Obésité et résistance centrale à la leptine
Impact sur la maladie d’Alzheimer

Sylvie Heng,1* Melody Betin,1** and Isabelle Limon2***

1M1 Biologie intégrative et physiologie (BIP), Parcours Nutrition, qualité et santé, Sorbonne Université , Campus Pierre et Marie Curie75005Paris , France
2Équipe Dynamique des signaux intracellulaires et cibles thérapeutiques, UMR 8256 Adaptation biologique et vieillissement, Institut de biologie Paris-Seine (IBPS) , Paris , France
Corresponding author.

MeSH keywords: Maladie d'Alzheimer, Humains, Leptine, Obésité, Récepteurs à la leptine, épidémiologie, étiologie, complications

 

La maladie d’Alzheimer (MA), première cause mondiale de démence pour les sujets de plus de 65 ans, est une maladie neuro-dégénérative entraînant une atrophie hippocampique ainsi qu’une perte progressive de la mémoire et des fonctions cognitives. Sur le plan neuroanatomique, la MA est définie par la présence anormale de plaques, dites « séniles », formées de dépôts extracellulaires de peptides β-amyloïdes 1 (Aβ)[ 1 ], et d’enchevêtrements neurofibrillaires composés de filaments de protéine Tau hyperphosphorylée 2 [ 2 ]. Le diagnostic de la MA peut reposer sur l’imagerie médicale. Une ponction lombaire peut également être pratiquée afin d’effectuer un dosage des protéines Aβ et Tau, qui sont deux marqueurs de la maladie, dont la concentration est anormalement élevée dans le liquide céphalo-rachidien des patients souffrant de MA [ 3 ].

Les mécanismes de développement de la MA sont complexes et en partie inconnus.

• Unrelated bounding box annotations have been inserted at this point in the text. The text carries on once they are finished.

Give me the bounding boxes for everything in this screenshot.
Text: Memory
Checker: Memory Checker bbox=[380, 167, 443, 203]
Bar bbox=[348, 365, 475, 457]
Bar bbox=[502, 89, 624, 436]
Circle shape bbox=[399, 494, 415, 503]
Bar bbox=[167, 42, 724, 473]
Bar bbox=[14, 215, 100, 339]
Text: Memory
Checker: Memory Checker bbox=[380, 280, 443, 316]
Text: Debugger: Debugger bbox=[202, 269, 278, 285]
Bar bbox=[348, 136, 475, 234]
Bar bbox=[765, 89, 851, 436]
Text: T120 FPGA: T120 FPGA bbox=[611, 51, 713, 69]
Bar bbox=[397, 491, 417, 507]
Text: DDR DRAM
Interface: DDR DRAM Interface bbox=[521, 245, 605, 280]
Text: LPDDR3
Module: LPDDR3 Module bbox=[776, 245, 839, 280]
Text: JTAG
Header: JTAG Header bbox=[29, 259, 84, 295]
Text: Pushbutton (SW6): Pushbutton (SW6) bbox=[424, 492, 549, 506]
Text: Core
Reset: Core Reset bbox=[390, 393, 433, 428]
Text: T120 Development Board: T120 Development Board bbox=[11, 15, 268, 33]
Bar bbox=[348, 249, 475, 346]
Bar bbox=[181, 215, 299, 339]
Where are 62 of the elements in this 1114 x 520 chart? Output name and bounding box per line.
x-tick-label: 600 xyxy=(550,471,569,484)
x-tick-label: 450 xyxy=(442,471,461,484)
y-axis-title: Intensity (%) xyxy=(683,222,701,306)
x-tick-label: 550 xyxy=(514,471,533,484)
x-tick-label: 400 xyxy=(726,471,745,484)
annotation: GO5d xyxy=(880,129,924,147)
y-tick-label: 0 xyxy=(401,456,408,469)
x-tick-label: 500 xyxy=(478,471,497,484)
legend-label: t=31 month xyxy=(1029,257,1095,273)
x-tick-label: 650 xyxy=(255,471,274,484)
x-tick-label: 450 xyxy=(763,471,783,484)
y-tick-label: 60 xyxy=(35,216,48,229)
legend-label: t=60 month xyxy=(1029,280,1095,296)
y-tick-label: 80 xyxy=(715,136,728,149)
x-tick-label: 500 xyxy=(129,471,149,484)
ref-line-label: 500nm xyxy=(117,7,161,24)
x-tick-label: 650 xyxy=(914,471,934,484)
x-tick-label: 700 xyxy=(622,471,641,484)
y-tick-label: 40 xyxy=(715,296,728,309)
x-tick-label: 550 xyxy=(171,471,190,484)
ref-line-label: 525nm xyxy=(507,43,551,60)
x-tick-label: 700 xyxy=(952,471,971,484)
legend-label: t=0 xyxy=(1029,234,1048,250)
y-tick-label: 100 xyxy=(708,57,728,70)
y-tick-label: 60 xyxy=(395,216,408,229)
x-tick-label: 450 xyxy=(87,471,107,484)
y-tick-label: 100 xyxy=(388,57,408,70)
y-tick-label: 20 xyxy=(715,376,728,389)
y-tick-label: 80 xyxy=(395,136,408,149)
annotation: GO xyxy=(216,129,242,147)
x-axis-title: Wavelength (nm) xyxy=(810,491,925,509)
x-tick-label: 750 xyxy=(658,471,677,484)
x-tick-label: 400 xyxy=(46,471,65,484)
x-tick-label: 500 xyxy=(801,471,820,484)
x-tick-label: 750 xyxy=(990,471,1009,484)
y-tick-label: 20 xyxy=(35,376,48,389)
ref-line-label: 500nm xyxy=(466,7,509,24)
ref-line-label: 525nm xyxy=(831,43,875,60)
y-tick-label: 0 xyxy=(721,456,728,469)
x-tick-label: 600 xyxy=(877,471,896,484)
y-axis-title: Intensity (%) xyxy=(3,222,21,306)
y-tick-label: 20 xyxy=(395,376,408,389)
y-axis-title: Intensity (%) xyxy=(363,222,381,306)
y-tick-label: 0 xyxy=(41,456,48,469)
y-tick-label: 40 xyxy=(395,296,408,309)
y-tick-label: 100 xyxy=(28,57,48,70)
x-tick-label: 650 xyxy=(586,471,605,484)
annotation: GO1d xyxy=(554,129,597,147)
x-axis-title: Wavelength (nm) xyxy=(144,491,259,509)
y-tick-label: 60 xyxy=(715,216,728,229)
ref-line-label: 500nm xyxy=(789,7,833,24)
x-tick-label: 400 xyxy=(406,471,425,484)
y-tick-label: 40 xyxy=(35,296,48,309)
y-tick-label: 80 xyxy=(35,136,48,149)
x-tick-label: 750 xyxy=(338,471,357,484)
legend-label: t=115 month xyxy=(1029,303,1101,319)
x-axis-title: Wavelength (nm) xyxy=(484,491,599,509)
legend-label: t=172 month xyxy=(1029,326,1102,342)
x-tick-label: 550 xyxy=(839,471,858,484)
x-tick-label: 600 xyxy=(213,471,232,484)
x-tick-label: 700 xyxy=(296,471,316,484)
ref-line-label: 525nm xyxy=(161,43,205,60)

Cependant, des pistes intéressantes ont été mises à jour, notamment un lien entre obésité et MA. En effet, de nombreuses études mettent en évidence une corrélation positive entre l’obésité sévère 3 [ 4 , 5 ], ses conséquences (résistance à l’insuline, diabète de type II, etc.), et le risque de développer une MA [ 5 ]. Nous discuterons en particulier, dans cette nouvelle, le lien entre résistance centrale à la leptine, qui est l’une des manifestations de l’obésité, et maladie d’Alzheimer.

Obésité, leptine et régulation de la cognition

La leptine est une hormone produite par le tissu adipeux blanc, qui a pour rôle de réguler le métabolisme énergétique en diminuant l’appétit, donc la prise alimentaire, et en augmentant la dépense énergétique. Cet effet anorexigène s’exerce principalement via l’isoforme Ob-Rb du récepteur de la leptine (Ob-R), exprimé par les neurones du noyau arqué de l’hypothalamus. La majorité des patients obèses présentent une hyperleptinémie 4 [ 6 ], et également une résistance à la leptine. Cet état résulte principalement d’une diminution de l’expression du récepteur Ob-Rb et d’un défaut d’activation des voies de signalisation activées en réponse à la leptine. L’efficacité du transport de la leptine à travers la barrière hémato-encéphalique (BHE) est également diminuée chez ces patients [ 7 ].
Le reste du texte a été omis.